We are spending beyond are means. And that means one thing:
We need to raise taxes.
The sooner people accept that fact means the sooner we can move on to the much more important question of how and on who?
The problem with the 4-quadrant model is that the axes are chosen just to make Libertarianism appear to be a coherent belief system. It doesn’t capture the most significant dimension, which is power that is wielded unaccountably. The fact that the power is wielded by the government, or not, is insignificant.
Coherence is something libertarian thought has never lacked. Its guiding principle–maximize individual liberty unless said liberty infringes on others–lies behind every position a libertarian espouses (though individual interpretations of course vary).

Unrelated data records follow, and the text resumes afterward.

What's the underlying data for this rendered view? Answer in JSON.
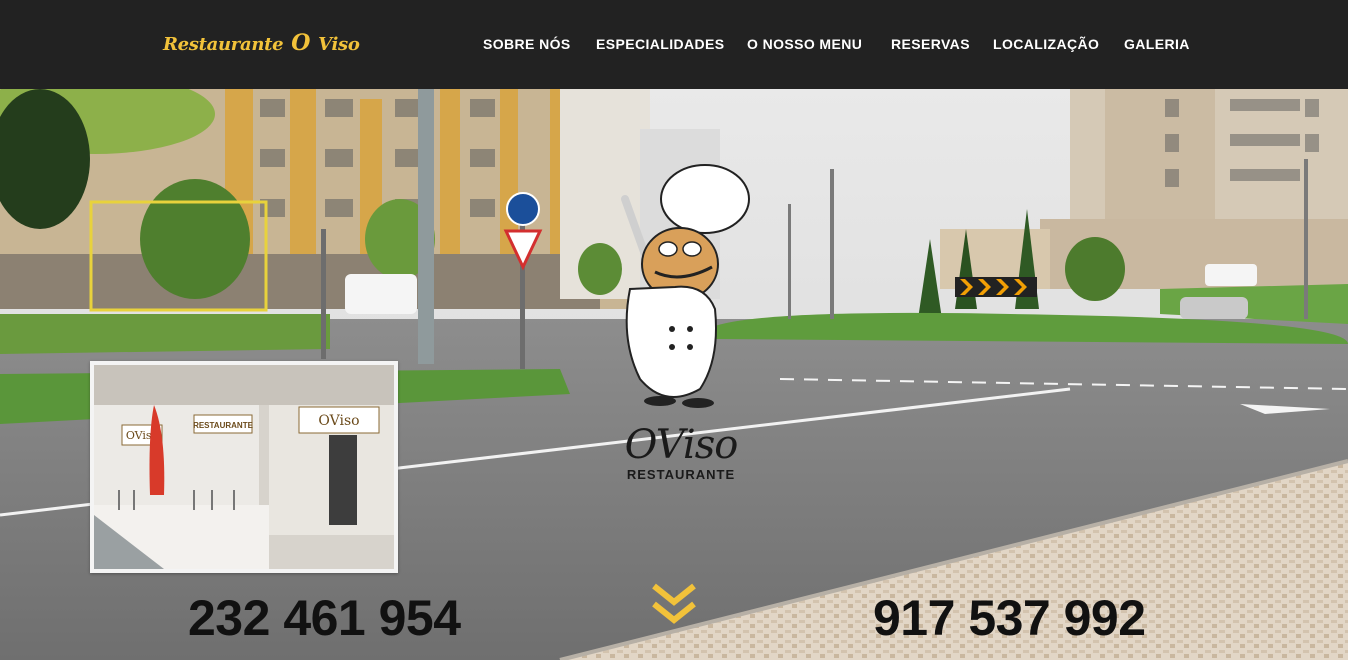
{
  "header": {
    "brand": {
      "word1": "Restaurante",
      "word2": "O",
      "word3": "Viso"
    },
    "nav": [
      {
        "label": "SOBRE NÓS"
      },
      {
        "label": "ESPECIALIDADES"
      },
      {
        "label": "O NOSSO MENU"
      },
      {
        "label": "RESERVAS"
      },
      {
        "label": "LOCALIZAÇÃO"
      },
      {
        "label": "GALERIA"
      }
    ]
  },
  "hero": {
    "logo": {
      "name": "OViso",
      "subtitle": "RESTAURANTE"
    },
    "phones": {
      "landline": "232 461 954",
      "mobile": "917 537 992"
    },
    "storefront_signs": {
      "left": "OViso",
      "middle": "RESTAURANTE",
      "right": "OViso"
    },
    "scroll_icon": "double-chevron-down-icon"
  },
  "colors": {
    "accent": "#f2c23a",
    "header_bg": "#222222",
    "phone_text": "#111111"
  }
}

It has no need to “appear” to be coherent–indeed, very few political philosophies come anywhere close to competing with libertarianism in this arena.
“Maximize individual liberty unless said liberty infringes on others” just punts the entire problem to “defining liberty”; it doesn’t solve anything, IMHO. This also applies to utilitarianism, for what it’s worth.
I do not really think that ‘axis’ is missing. It is implied. Who do you want to have more power? Cooperate America? Uncle Sam? Madison Avenue? Your home owners association?
If you want to deregulate business, you want cooperate America to have more power. If you want to legislate morality, you want the government to have more power.
Pick your poison. Somebody has to have a concentration of power. This is not some fantasy utopia where everyone can share power equally. While I am not happy about Uncle Sam having a lot of power, id much rather the he have most of it and Cooperate America have the least amount.
Yeah, that one rocks, but it’s really just a shaded version of the Nolan chart with parties/philosophies drawn in for illustrative purposes. Gotta love how the only ones to get a symbol are the anarchists.